Wat dat is, God, daar wil ik even vanaf wezen. Maar dat er in alle chaos iets van harmonie kan klinken, dat houdt ons op de been. Die harmonie kan een melodie zijn, maar ook een dichtregel of een grap die ons de moed geeft om niet te wanhopen.
Veel kunstenaars gaan mee in de gedachte dat ze de wereld echt vooruit kunnen helpen. Dat zijn kwakzalvers. Kunst is alleen effectief als ze erkent dat we verloren zijn. Alleen dan kan ze ons een geloofwaardige vorm van hoop geven. ‘Hope we can believe in,’ noemde Obama dat.

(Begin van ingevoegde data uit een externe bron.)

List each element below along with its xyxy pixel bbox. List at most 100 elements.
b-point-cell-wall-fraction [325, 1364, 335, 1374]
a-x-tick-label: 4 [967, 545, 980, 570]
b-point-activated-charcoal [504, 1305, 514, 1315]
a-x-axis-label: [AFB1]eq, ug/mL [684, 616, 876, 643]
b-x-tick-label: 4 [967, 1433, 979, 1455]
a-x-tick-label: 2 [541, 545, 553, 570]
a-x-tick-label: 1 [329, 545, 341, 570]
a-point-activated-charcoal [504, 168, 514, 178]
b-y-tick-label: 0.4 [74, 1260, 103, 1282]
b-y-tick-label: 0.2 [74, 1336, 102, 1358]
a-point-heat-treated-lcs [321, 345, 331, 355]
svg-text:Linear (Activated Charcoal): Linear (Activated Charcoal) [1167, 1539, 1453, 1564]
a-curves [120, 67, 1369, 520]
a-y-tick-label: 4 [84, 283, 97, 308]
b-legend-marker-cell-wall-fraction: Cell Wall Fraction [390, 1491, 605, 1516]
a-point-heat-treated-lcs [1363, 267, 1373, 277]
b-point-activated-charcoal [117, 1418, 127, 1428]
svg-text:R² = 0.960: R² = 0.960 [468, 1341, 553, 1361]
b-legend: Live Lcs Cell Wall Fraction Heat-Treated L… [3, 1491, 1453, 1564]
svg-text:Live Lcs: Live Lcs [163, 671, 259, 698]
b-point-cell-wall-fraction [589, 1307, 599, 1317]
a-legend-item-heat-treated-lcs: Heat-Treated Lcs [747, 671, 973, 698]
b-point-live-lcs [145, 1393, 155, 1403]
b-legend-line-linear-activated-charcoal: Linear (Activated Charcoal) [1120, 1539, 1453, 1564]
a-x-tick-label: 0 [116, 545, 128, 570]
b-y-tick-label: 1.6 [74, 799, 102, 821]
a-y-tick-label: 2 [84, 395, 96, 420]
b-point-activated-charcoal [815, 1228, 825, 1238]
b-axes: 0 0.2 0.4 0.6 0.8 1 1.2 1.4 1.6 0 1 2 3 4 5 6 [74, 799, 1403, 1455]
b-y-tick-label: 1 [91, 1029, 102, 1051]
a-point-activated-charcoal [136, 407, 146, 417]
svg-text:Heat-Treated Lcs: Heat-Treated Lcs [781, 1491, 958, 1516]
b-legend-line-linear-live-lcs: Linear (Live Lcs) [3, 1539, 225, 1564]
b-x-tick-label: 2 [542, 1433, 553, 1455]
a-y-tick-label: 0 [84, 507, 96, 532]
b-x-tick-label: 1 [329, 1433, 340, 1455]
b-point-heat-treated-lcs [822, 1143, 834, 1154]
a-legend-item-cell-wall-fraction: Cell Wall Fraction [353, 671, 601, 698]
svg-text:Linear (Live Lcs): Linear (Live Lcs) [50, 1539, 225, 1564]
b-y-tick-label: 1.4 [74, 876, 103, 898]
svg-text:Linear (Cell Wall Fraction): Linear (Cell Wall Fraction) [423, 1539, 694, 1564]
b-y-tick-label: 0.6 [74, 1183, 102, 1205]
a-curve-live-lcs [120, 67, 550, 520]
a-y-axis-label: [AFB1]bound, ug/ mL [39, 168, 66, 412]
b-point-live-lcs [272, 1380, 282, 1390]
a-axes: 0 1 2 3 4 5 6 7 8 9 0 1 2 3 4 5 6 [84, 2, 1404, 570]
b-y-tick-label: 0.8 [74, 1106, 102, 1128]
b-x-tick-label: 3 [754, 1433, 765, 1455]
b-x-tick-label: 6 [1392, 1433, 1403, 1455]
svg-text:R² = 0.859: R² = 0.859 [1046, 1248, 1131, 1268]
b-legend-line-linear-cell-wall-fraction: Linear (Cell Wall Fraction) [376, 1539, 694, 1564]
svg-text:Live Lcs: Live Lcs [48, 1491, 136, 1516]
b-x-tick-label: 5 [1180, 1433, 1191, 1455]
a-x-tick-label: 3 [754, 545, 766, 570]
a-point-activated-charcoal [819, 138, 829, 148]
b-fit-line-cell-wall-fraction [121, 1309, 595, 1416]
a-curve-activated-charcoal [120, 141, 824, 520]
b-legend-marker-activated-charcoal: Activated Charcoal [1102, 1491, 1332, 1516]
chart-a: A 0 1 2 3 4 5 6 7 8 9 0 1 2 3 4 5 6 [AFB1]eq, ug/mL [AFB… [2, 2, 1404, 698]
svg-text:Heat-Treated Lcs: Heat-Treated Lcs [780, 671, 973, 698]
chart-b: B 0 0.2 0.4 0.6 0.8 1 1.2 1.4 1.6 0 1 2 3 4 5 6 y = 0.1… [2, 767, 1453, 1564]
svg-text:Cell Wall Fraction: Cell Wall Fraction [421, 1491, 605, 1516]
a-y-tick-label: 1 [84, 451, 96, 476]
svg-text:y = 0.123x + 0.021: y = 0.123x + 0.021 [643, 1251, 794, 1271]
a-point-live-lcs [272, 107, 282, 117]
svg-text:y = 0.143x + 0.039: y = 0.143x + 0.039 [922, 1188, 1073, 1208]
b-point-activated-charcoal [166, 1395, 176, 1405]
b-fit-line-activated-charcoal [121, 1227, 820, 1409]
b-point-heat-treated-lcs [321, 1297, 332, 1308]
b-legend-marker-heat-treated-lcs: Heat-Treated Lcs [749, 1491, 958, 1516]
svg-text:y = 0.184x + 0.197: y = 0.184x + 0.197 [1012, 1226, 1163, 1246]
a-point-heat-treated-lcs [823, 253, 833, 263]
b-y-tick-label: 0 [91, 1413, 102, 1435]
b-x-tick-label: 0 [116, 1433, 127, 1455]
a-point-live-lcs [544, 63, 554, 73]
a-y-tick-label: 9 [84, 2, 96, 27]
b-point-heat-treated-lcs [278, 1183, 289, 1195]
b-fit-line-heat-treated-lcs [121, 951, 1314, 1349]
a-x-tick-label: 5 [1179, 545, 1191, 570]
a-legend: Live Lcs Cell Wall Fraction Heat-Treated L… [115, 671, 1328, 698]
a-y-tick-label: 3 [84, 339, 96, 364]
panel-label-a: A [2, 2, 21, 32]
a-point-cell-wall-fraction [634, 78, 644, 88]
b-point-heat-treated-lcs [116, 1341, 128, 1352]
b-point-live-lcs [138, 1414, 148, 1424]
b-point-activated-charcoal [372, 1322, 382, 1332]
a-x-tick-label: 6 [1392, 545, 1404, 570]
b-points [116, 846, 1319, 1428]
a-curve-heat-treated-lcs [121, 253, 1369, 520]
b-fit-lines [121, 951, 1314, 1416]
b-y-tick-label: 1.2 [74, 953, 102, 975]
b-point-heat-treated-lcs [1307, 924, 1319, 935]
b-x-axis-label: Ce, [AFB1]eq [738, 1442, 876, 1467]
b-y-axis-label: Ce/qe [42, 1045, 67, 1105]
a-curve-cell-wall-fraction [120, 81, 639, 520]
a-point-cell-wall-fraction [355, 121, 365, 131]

Soms vermoed ik dat de woede en de wanhoop van Donald Trump het gevolg is van de onmacht om het grote publiek te overtuigen van de schoonheid van Wrights inzicht. De kater die volgt op de roes van hoop. Kunst kan ons helpen te hopen zonder er een kater aan over te houden. Kunst geeft ons moed en wat dat betreft is kunst een oplossing. Maar oplossingen zijn het probleem niet.
Aernoud Bourdrez, advocaat: ‘Ludieke boodschap’
Oli Beale is een Engelse artdirector bij een gerenommeerd reclamebureau. Iedere dag neemt hij de trein naar zijn werk. ’s Ochtends vanaf zijn woonplaats Hassocks naar Farringdon en aan het einde van de dag weer terug. De trein heeft vaak vertraging en Beale heeft een hekel aan vertraging. Op een dag besloot hij om iedere keer dat zijn trein te laat was, het hoofd van de baas van de Britse spoorwegen te bewerken met Photoshop. Het resultaat deelde hij op sociale media. Zoek voor je plezier op ‘Beale’ en ‘Tim O’Toole’. De grappige, absurde en soms gênante portretten gingen viraal. Ik moest er hard om lachen en de collega’s van Tim O’Toole natuurlijk ook. En waarschijnlijk ook de vriendjes en vriendinnetjes van zijn kinderen.
Oli Beale is my hero: Angry commuter meddles with train boss’s face - http://t.co/a6ht2m8VHZ #oddnews #UKnews pic.twitter.com/Q1X5urAFwn
— Becky Barnes (@BeckyBarnesB) 10 juli 2014
Ik vermoed dat O’Toole zijn personeel al snel opdracht heeft gegeven om ervoor te zorgen dat in ieder geval die ene trein tussen Hassocks en Farringdon op tijd rijdt.
Op de vraag wat mij hoop geeft, wist ik niet zo snel een antwoord. Wel weet ik op wie ik mijn hoop heb gevestigd: op alle kunstenaars, cabaretiers, illustratoren en andere creatieve geesten zoals Oli Beale, die het verstand en het gereedschap hebben om met creatieve, ludieke en luchtige acties zonder verwijten de boodschap over te brengen en ons inspireren om te veranderen. En niet alleen om een trein op tijd te laten rijden, maar ook om misstanden bloot te leggen en te zorgen dat recht geschiedt. Bill Cosby wist jaren de dans te ontspringen, ondanks de vele rechtszaken. Pas toen stand-upcomedian Hannibal Buress er grappen over maakte, ging de bal aan het rollen.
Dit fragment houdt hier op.